Computer Science 301 - 2006

Tutorial for week 26 - Code generation

(a) Many languages provide for a ForStatement in one or other form. In the practical you have been asked to add a simple Pascal-style for loop to Parva, to allow statements with concrete syntax defined by

       ForStatement = "for" Identifier "=" Expression ("to" | "downto") Expression Statement .

for example

       for i = 1 to 10 write(i);          // forwards  1 2 3 4 5 6 7 8 9 10
       for i = 10 downto 1 write(i);      // backwards 10 9 8 7 6 5 4 3 2 1
       for i = 10 to 5 write(i);          // no effect
       for b = false to true write(b);    // writes "false true"
       for i = i - 1 to i + 6 write(i);   // what does this do?

As discussed in class early last Friday morning, the semantics and implementation of a ForStatement is quite tricky. Here is one suggested way that overcomes some of the problems we discussed. If you were not at the class, tough. Revenge will be sweet in a few weeks time!

Many of these issues can be overcome by a fairly dramatic process.
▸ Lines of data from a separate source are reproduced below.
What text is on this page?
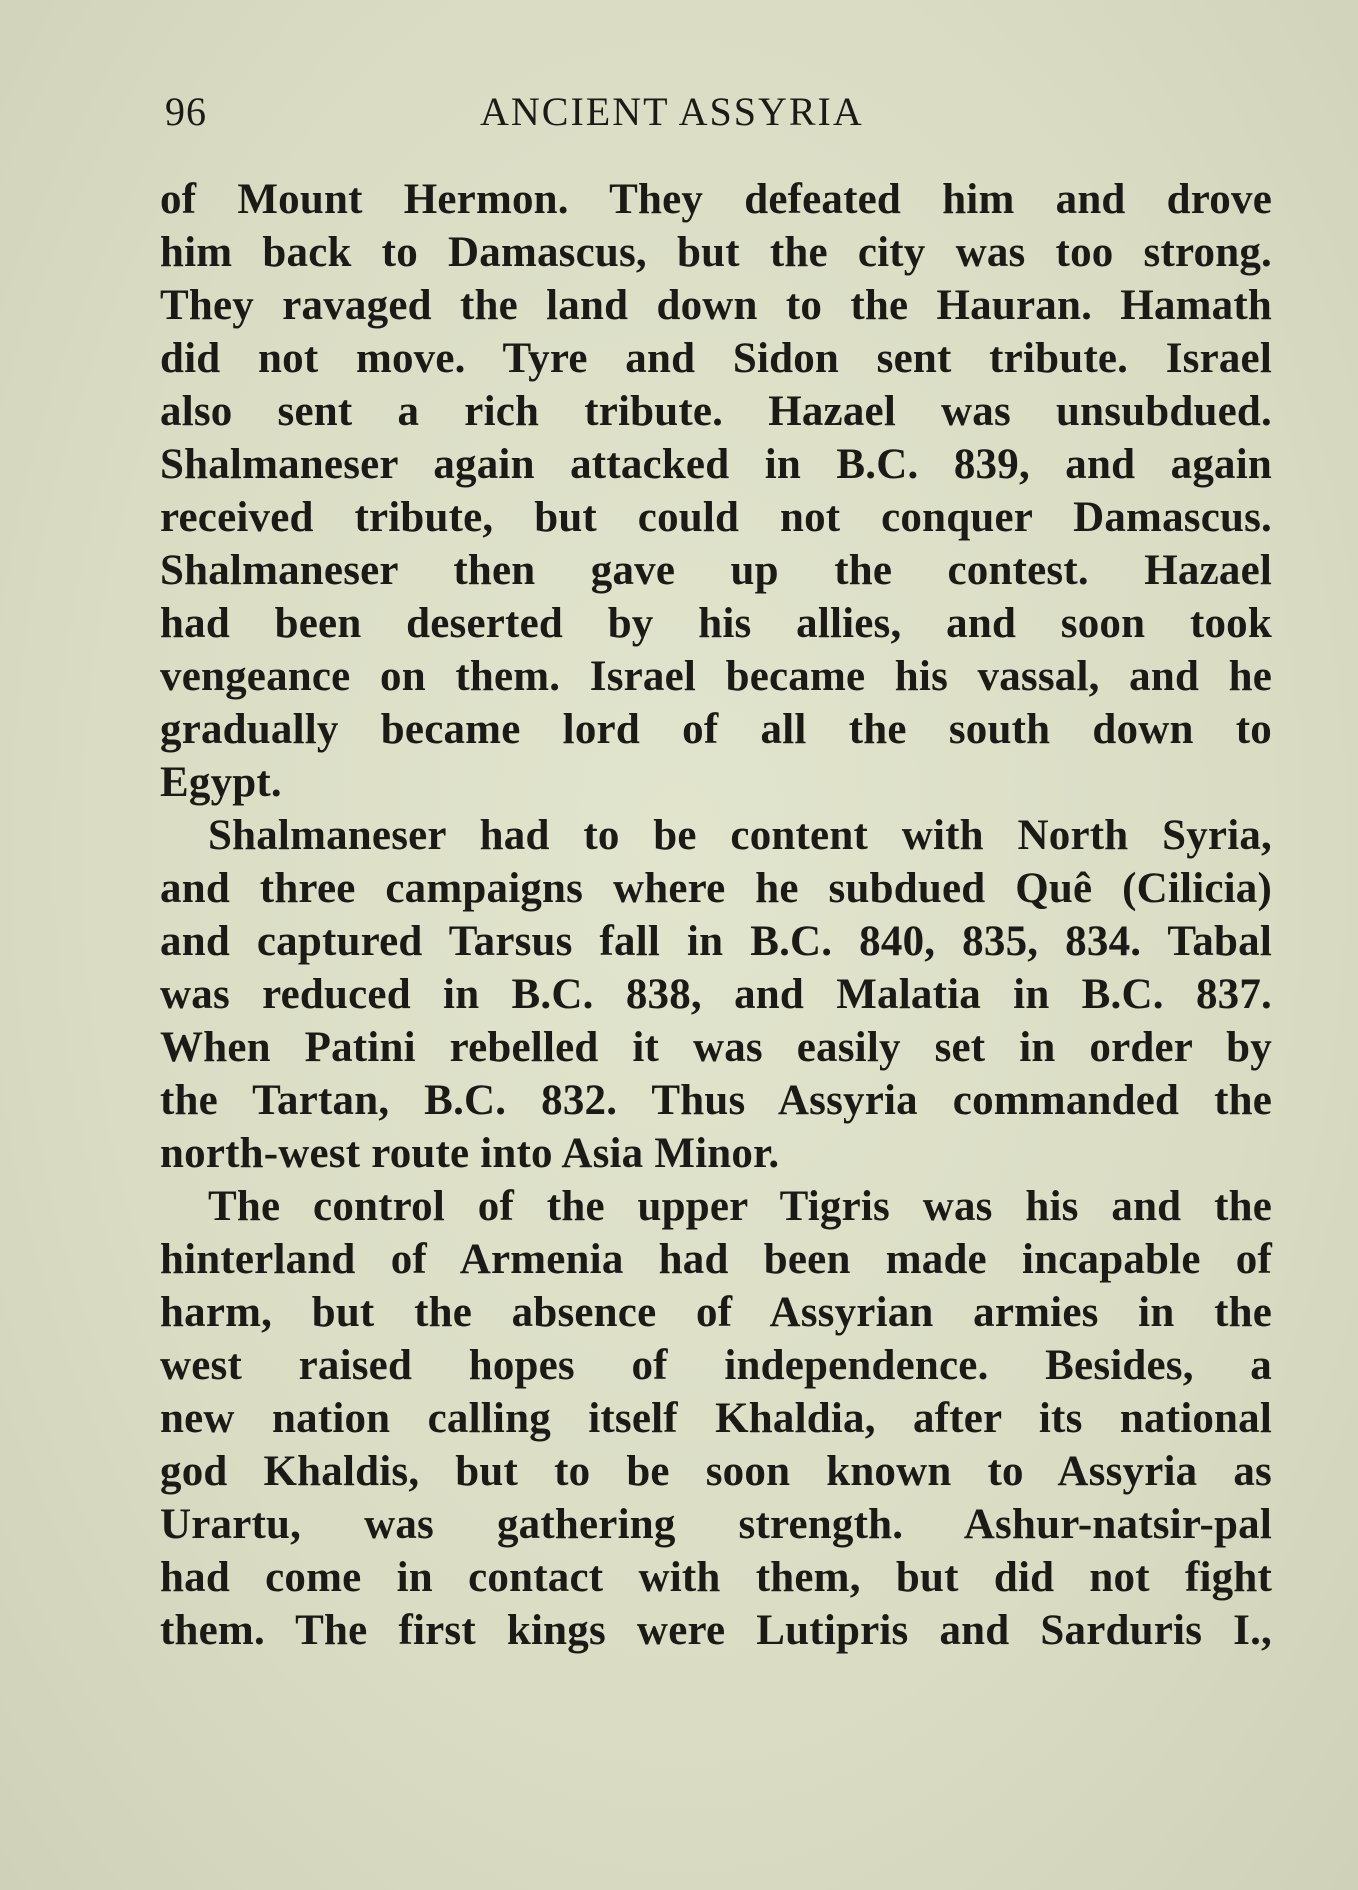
96	ANCIENT ASSYRIA
of Mount Hermon. They defeated him and drove
him back to Damascus, but the city was too strong.
They ravaged the land down to the Hauran. Hamath
did not move. Tyre and Sidon sent tribute. Israel
also sent a rich tribute. Hazael was unsubdued.
Shalmaneser again attacked in B.C. 839, and again
received tribute, but could not conquer Damascus.
Shalmaneser then gave up the contest. Hazael
had been deserted by his allies, and soon took
vengeance on them. Israel became his vassal, and he
gradually became lord of all the south down to
Egypt.
Shalmaneser had to be content with North Syria,
and three campaigns where he subdued Quê (Cilicia)
and captured Tarsus fall in B.C. 840, 835, 834. Tabal
was reduced in B.C. 838, and Malatia in B.C. 837.
When Patini rebelled it was easily set in order by
the Tartan, B.C. 832. Thus Assyria commanded the
north-west route into Asia Minor.
The control of the upper Tigris was his and the
hinterland of Armenia had been made incapable of
harm, but the absence of Assyrian armies in the
west raised hopes of independence. Besides, a
new nation calling itself Khaldia, after its national
god Khaldis, but to be soon known to Assyria as
Urartu, was gathering strength. Ashur-natsir-pal
had come in contact with them, but did not fight
them. The first kings were Lutipris and Sarduris I.,
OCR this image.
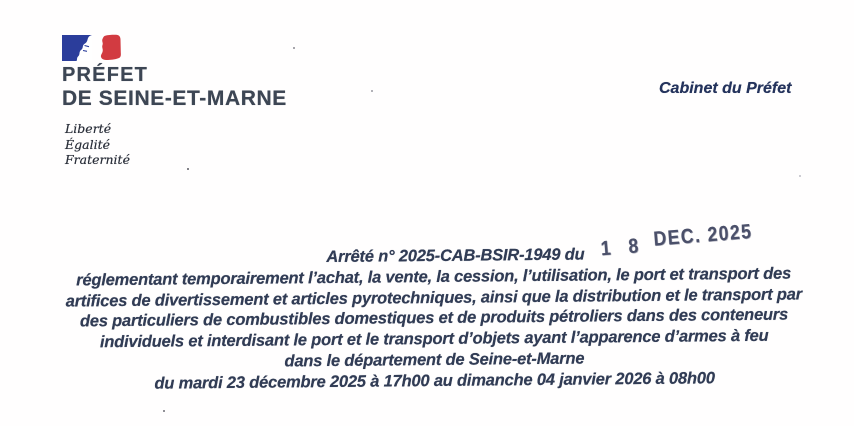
PRÉFET
DE SEINE-ET-MARNE
Liberté
Égalité
Fraternité
Cabinet du Préfet
Arrêté n° 2025-CAB-BSIR-1949 du
réglementant temporairement l’achat, la vente, la cession, l’utilisation, le port et transport des
artifices de divertissement et articles pyrotechniques, ainsi que la distribution et le transport par
des particuliers de combustibles domestiques et de produits pétroliers dans des conteneurs
individuels et interdisant le port et le transport d’objets ayant l’apparence d’armes à feu
dans le département de Seine-et-Marne
du mardi 23 décembre 2025 à 17h00 au dimanche 04 janvier 2026 à 08h00
1 8 DEC. 2025
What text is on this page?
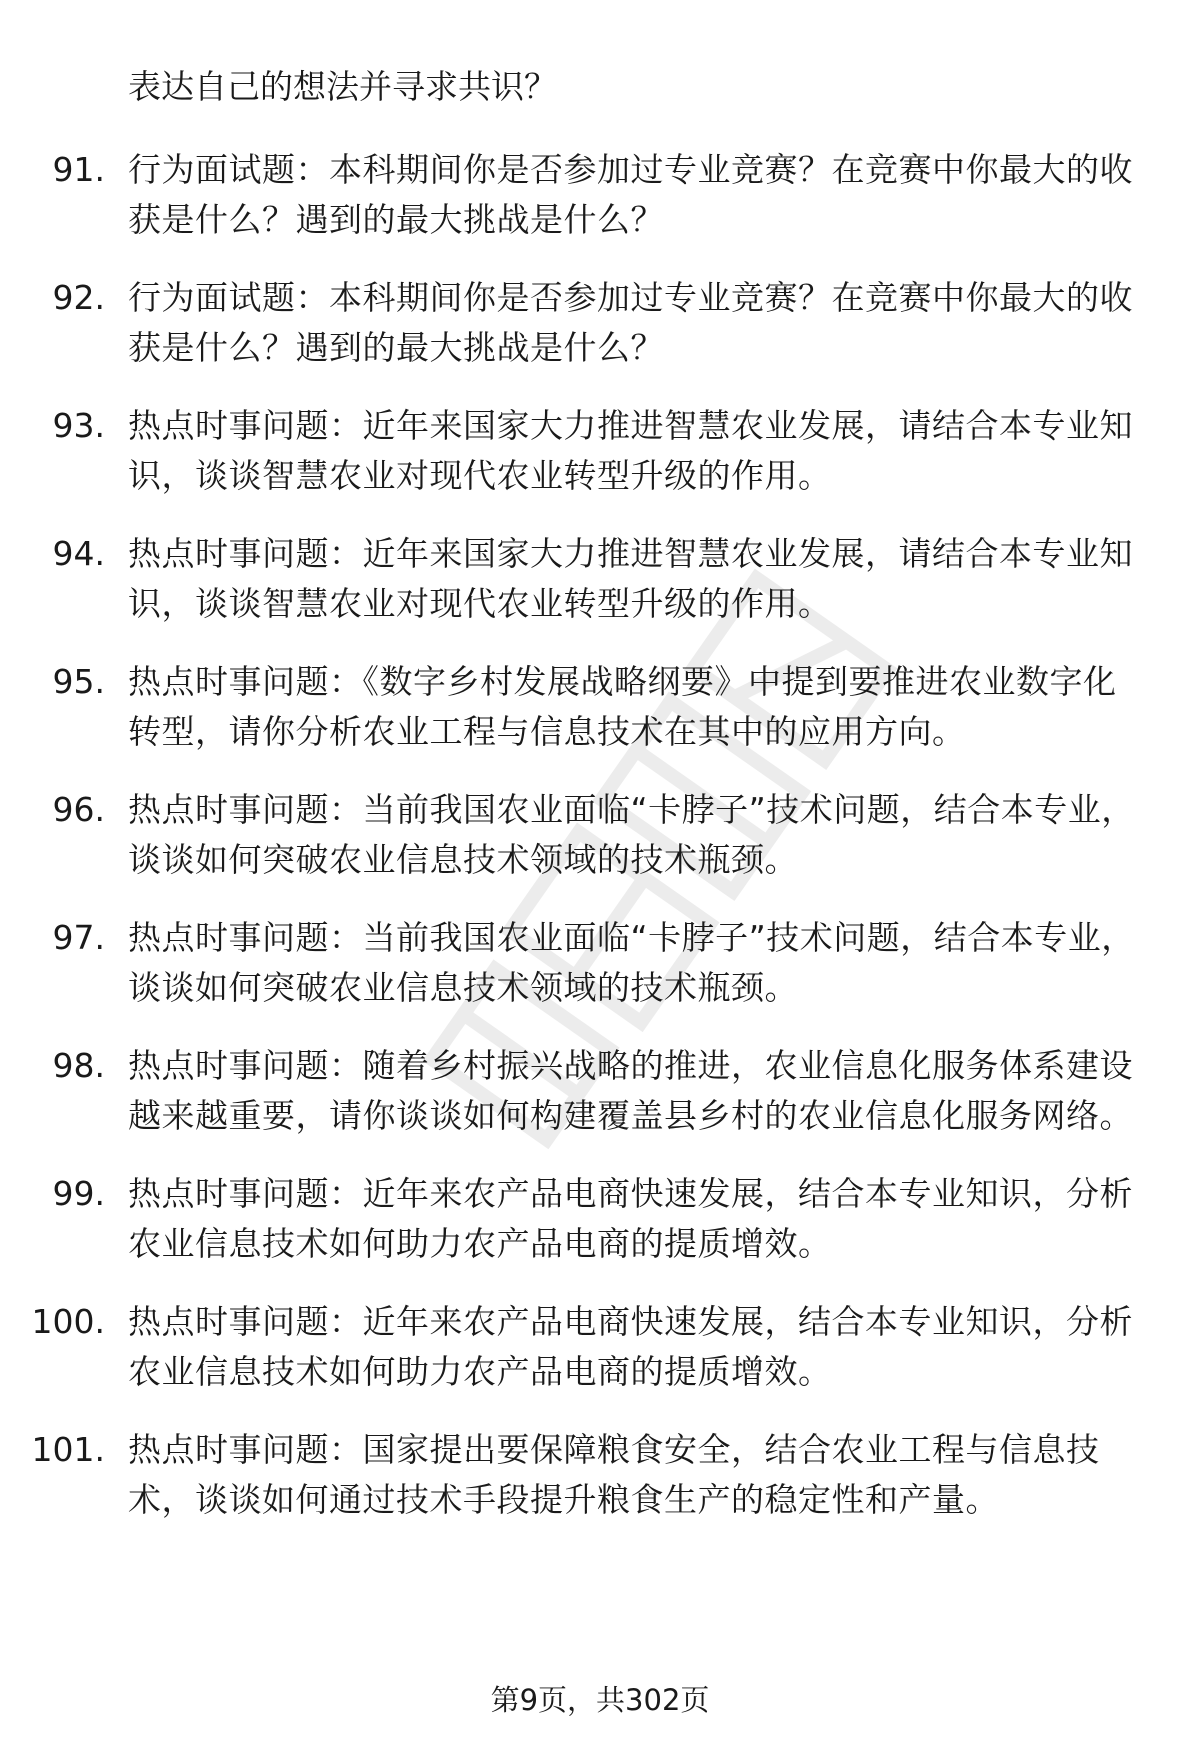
表达自己的想法并寻求共识？

91. 行为面试题：本科期间你是否参加过专业竞赛？在竞赛中你最大的收获是什么？遇到的最大挑战是什么？
92. 行为面试题：本科期间你是否参加过专业竞赛？在竞赛中你最大的收获是什么？遇到的最大挑战是什么？
93. 热点时事问题：近年来国家大力推进智慧农业发展，请结合本专业知识，谈谈智慧农业对现代农业转型升级的作用。
94. 热点时事问题：近年来国家大力推进智慧农业发展，请结合本专业知识，谈谈智慧农业对现代农业转型升级的作用。
95. 热点时事问题：《数字乡村发展战略纲要》中提到要推进农业数字化转型，请你分析农业工程与信息技术在其中的应用方向。
96. 热点时事问题：当前我国农业面临“卡脖子”技术问题，结合本专业，谈谈如何突破农业信息技术领域的技术瓶颈。
97. 热点时事问题：当前我国农业面临“卡脖子”技术问题，结合本专业，谈谈如何突破农业信息技术领域的技术瓶颈。
98. 热点时事问题：随着乡村振兴战略的推进，农业信息化服务体系建设越来越重要，请你谈谈如何构建覆盖县乡村的农业信息化服务网络。
99. 热点时事问题：近年来农产品电商快速发展，结合本专业知识，分析农业信息技术如何助力农产品电商的提质增效。
100. 热点时事问题：近年来农产品电商快速发展，结合本专业知识，分析农业信息技术如何助力农产品电商的提质增效。
101. 热点时事问题：国家提出要保障粮食安全，结合农业工程与信息技术，谈谈如何通过技术手段提升粮食生产的稳定性和产量。
第9页，共302页
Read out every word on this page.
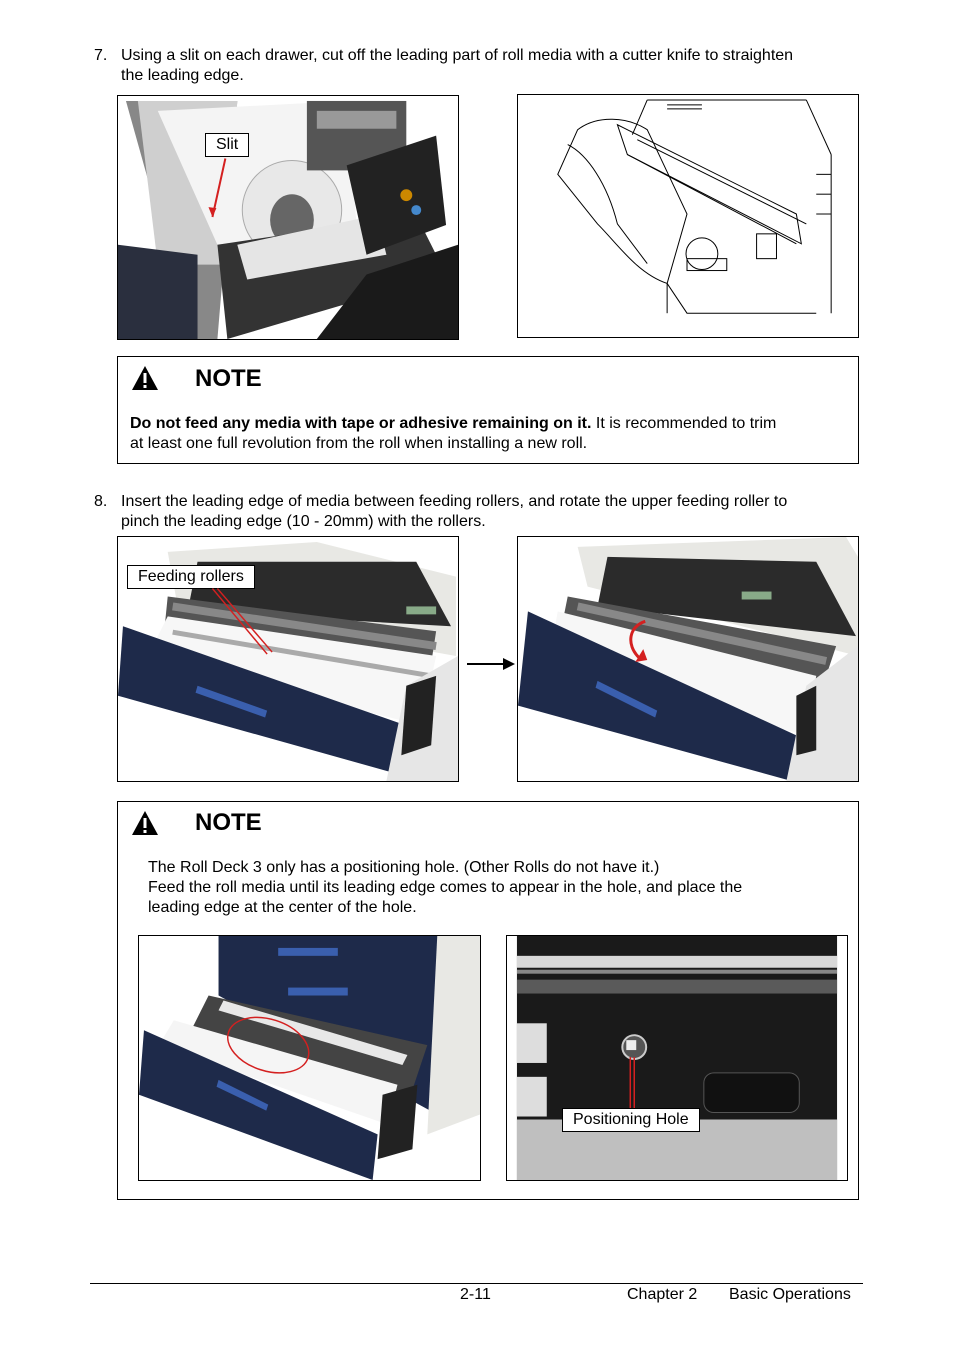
7. Using a slit on each drawer, cut off the leading part of roll media with a cutter knife to straighten
the leading edge.
Slit
NOTE
Do not feed any media with tape or adhesive remaining on it. It is recommended to trim
at least one full revolution from the roll when installing a new roll.
8. Insert the leading edge of media between feeding rollers, and rotate the upper feeding roller to
pinch the leading edge (10 - 20mm) with the rollers.
Feeding rollers
NOTE
The Roll Deck 3 only has a positioning hole. (Other Rolls do not have it.)
Feed the roll media until its leading edge comes to appear in the hole, and place the
leading edge at the center of the hole.
Positioning Hole
2-11	Chapter 2 Basic Operations
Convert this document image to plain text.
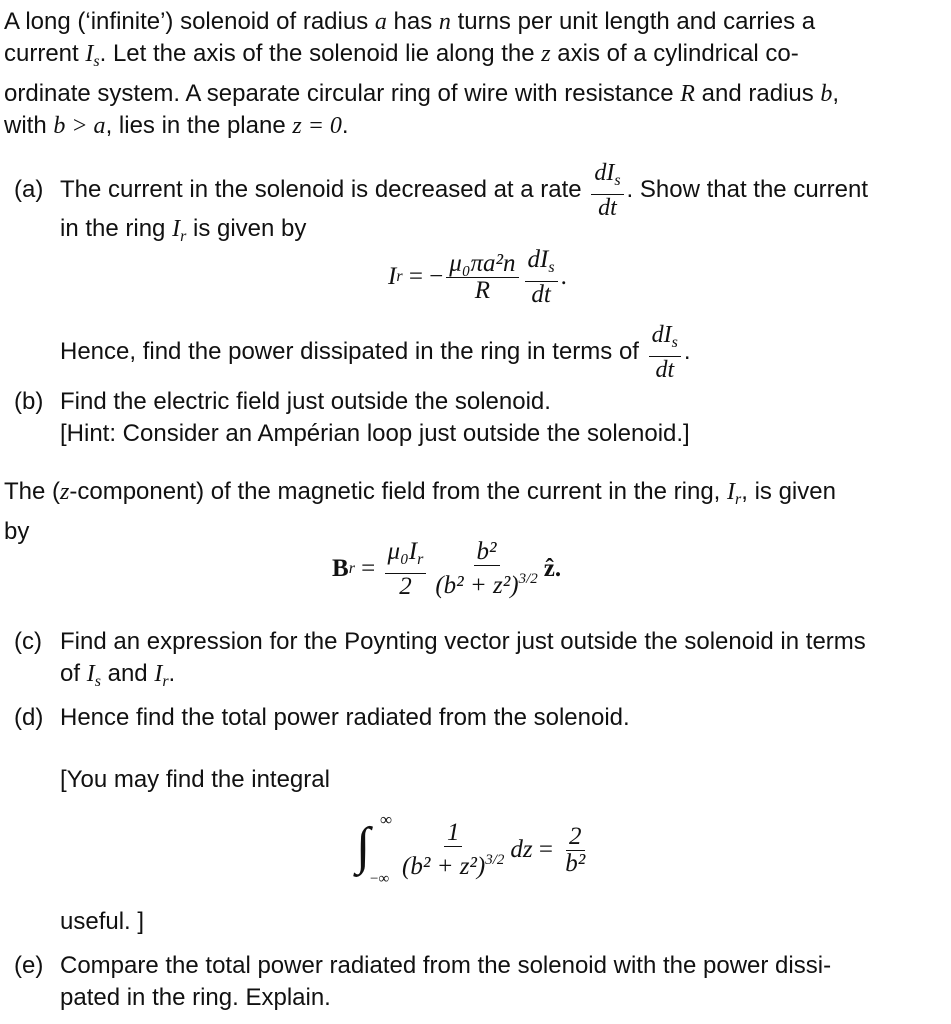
A long (‘infinite’) solenoid of radius a has n turns per unit length and carries a
current $I_s$. Let the axis of the solenoid lie along the z axis of a cylindrical co-
ordinate system. A separate circular ring of wire with resistance R and radius b,
with b > a, lies in the plane z = 0.
(a) The current in the solenoid is decreased at a rate $\frac{dI_s}{dt}$ . Show that the current
in the ring $I_r$ is given by
I r = − $\frac{\text{μ₀πa²n}}{R} \frac{dI_s}{dt}$ .
Hence, find the power dissipated in the ring in terms of $\frac{dI_s}{dt}$ .
(b) Find the electric field just outside the solenoid.
[Hint: Consider an Ampérian loop just outside the solenoid.]
The (z-component) of the magnetic field from the current in the ring, $I_r$, is given
by
B $r = \frac{\mu_0I_r}{2} \frac{\text{b²}}{(b^2 + z^2)^{3/2}}$ ẑ.
(c) Find an expression for the Poynting vector just outside the solenoid in terms
of $I_s$ and $I_r$.
(d) Hence find the total power radiated from the solenoid.
[You may find the integral
∫ ∞
−∞ $\frac{1}{(b^2 + z^2)^{3/2}}$ dz = $\frac{2}{\text{b²}}$
useful. ]
(e) Compare the total power radiated from the solenoid with the power dissi-
pated in the ring. Explain.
We arrange that the code generation for the generic loops

        for Variable = Expression1 to Expression2 Statement 
        for Variable = Expression1 downto Expression2 Statement 

must yield lower level code of the form

         Temp1 := Expression1                             Temp1 := Expression1
         Temp2 := Expression2                             Temp2 := Expression2
         IF Temp1 > Temp2 THEN GOTO EXIT                  IF Temp1 < Temp2 THEN GOTO EXIT
         Variable := Temp1;                               Variable := Temp1;
  BODY:  Statement                                 BODY:  Statement
         IF Variable = Temp2 THEN GOTO EXIT               IF Variable = Temp2 THEN GOTO EXIT
         Variable := Variable + 1                         Variable := Variable - 1
         GOTO BODY                                        GOTO BODY
  EXIT:                                            EXIT:

The simplest way of handling all these issues in the PVM system is to note that the obvious calls to the parsing routines

           Designator
           Expression
           Expression

will ensure that code to push the address of the control variable and the values of the temporary variables will have been generated by the time the auxiliary Statement is encountered. At this point code must be generated for the initial test, and if we avail ourselves of the ability to define extensions to the opcode set of the PVM we can generate a special opcode at this point that will leave these three values on the stack so that they can be used again later. Similarly, after generating the code for the Statement we can generate a second special opcode that can be responsible for the final test and possible increment of the control variable. One last complication is that once the for loop has completed execution we have to discard these three elements from the stack, which suggests the introduction of yet another special opcode.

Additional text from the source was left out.